Search code examples
pythonstringdouble-quotes

python string including double quote character


I have input strings that are comprised of characters, including double and single quotes " and '

B@SS$*JU(PQ
AD&^%$^@!$
%()%@@DDSFD"*")(#
ABD*E@(%J^&@

however, when I open the above input from a text file and just print it, the double quotes " in the third line get printed as \xe2\x80\x9d

I am aiming to do a simple character count:

B 2
@ 3
S 2
$ 3
etc.

so I want to be able to output

" 3

in the above list. Should I replace the double quotes with something so I can count them and print out the count?

Thanks a lot.


Solution

  • \xe2\x80\x9d

    Is a unicode value for "special" double quotes. You could decode from UTF-8 into Unicode to convert this into a "single" Unicode character.

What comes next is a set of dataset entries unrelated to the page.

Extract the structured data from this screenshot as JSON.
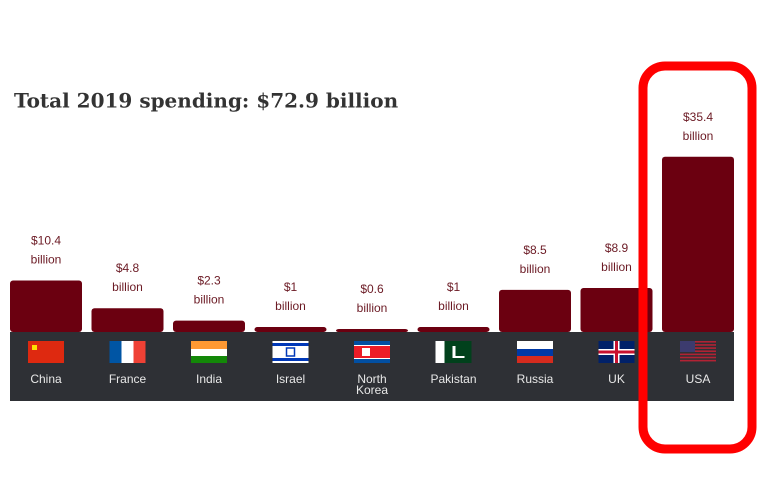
{
  "chart_data": {
    "type": "bar",
    "title": "Total 2019 spending: $72.9 billion",
    "categories": [
      "China",
      "France",
      "India",
      "Israel",
      "North Korea",
      "Pakistan",
      "Russia",
      "UK",
      "USA"
    ],
    "values": [
      10.4,
      4.8,
      2.3,
      1,
      0.6,
      1,
      8.5,
      8.9,
      35.4
    ],
    "value_labels": [
      "$10.4 billion",
      "$4.8 billion",
      "$2.3 billion",
      "$1 billion",
      "$0.6 billion",
      "$1 billion",
      "$8.5 billion",
      "$8.9 billion",
      "$35.4 billion"
    ],
    "color": "#6b0010",
    "ylim": [
      0,
      40
    ]
  }
}
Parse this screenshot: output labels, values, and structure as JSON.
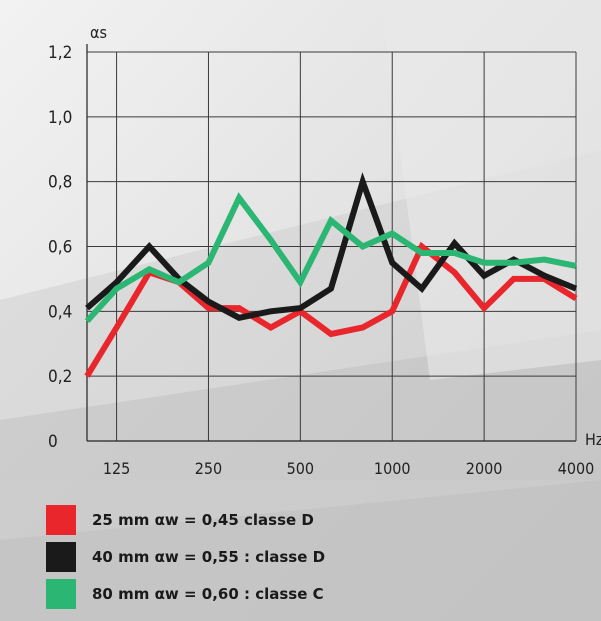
{
  "chart_data": {
    "type": "line",
    "ylabel": "αs",
    "xlabel": "Hz",
    "ylim": [
      0,
      1.2
    ],
    "y_ticks": [
      "0",
      "0,2",
      "0,4",
      "0,6",
      "0,8",
      "1,0",
      "1,2"
    ],
    "y_tick_values": [
      0,
      0.2,
      0.4,
      0.6,
      0.8,
      1.0,
      1.2
    ],
    "x_ticks": [
      "125",
      "250",
      "500",
      "1000",
      "2000",
      "4000"
    ],
    "x": [
      100,
      125,
      160,
      200,
      250,
      315,
      400,
      500,
      630,
      800,
      1000,
      1250,
      1600,
      2000,
      2500,
      3150,
      4000
    ],
    "grid": true,
    "series": [
      {
        "name": "25 mm αw = 0,45 classe D",
        "color": "#e8262b",
        "values": [
          0.2,
          0.35,
          0.52,
          0.49,
          0.41,
          0.41,
          0.35,
          0.4,
          0.33,
          0.35,
          0.4,
          0.6,
          0.52,
          0.41,
          0.5,
          0.5,
          0.44
        ]
      },
      {
        "name": "40 mm αw = 0,55 : classe D",
        "color": "#1a1a1a",
        "values": [
          0.41,
          0.49,
          0.6,
          0.5,
          0.43,
          0.38,
          0.4,
          0.41,
          0.47,
          0.8,
          0.55,
          0.47,
          0.61,
          0.51,
          0.56,
          0.51,
          0.47
        ]
      },
      {
        "name": "80 mm αw = 0,60 : classe C",
        "color": "#2bb673",
        "values": [
          0.37,
          0.47,
          0.53,
          0.49,
          0.55,
          0.75,
          0.62,
          0.49,
          0.68,
          0.6,
          0.64,
          0.58,
          0.58,
          0.55,
          0.55,
          0.56,
          0.54
        ]
      }
    ],
    "legend_position": "bottom"
  }
}
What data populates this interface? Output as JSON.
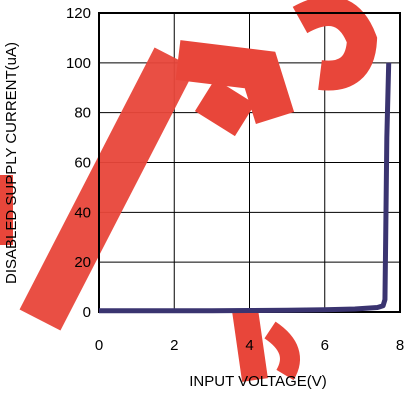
{
  "chart_data": {
    "type": "line",
    "xlabel": "INPUT VOLTAGE(V)",
    "ylabel": "DISABLED SUPPLY CURRENT(uA)",
    "xlim": [
      0,
      8
    ],
    "ylim": [
      0,
      120
    ],
    "x_ticks": [
      0,
      2,
      4,
      6,
      8
    ],
    "y_ticks": [
      0,
      20,
      40,
      60,
      80,
      100,
      120
    ],
    "x_tick_labels": [
      "0",
      "2",
      "4",
      "6",
      "8"
    ],
    "y_tick_labels": [
      "0",
      "20",
      "40",
      "60",
      "80",
      "100",
      "120"
    ],
    "grid": true,
    "series": [
      {
        "color": "#3a3470",
        "x": [
          0,
          1,
          2,
          3,
          4,
          5,
          6,
          6.8,
          7.4,
          7.55,
          7.6,
          7.62,
          7.65,
          7.7
        ],
        "y": [
          0.5,
          0.5,
          0.5,
          0.5,
          0.6,
          0.7,
          0.9,
          1.2,
          1.8,
          2.5,
          5,
          30,
          70,
          100
        ]
      }
    ],
    "watermark": {
      "text": "RECOMMENDED FOR NEW DESIGNS",
      "color": "#e8463a"
    }
  }
}
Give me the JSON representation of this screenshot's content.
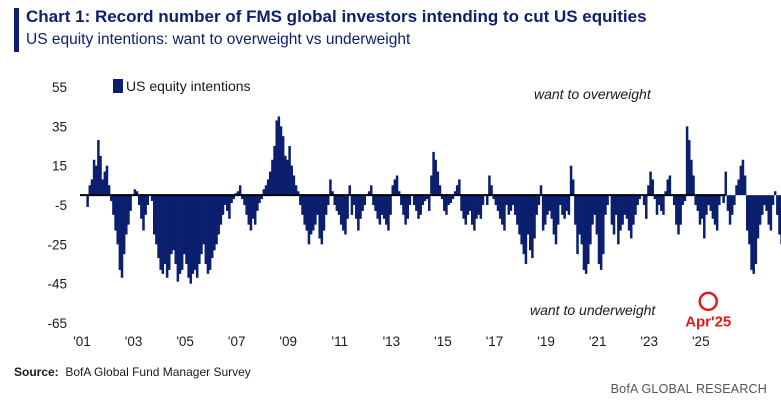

    >>> print "\xe2\x80\x9d".decode("utf-8")
    ”
    >>> len("\xe2\x80\x9d".decode("utf-8"))
    1
    

    If you are using Python 3:

    >>> print(b"\xe2\x80\x9d".decode('utf8'))
    ”
    >>> len(b"\xe2\x80\x9d".decode("utf-8"))
    1
    

    So for your file that you are counting (in Python 2):

    from collections import defaultdict
    with open("filename", 'r') as f:
        for text in f:
            decoded = text.decode("utf-8")
            count = defaultdict(int)
            for i in decoded:
                count[i] += 1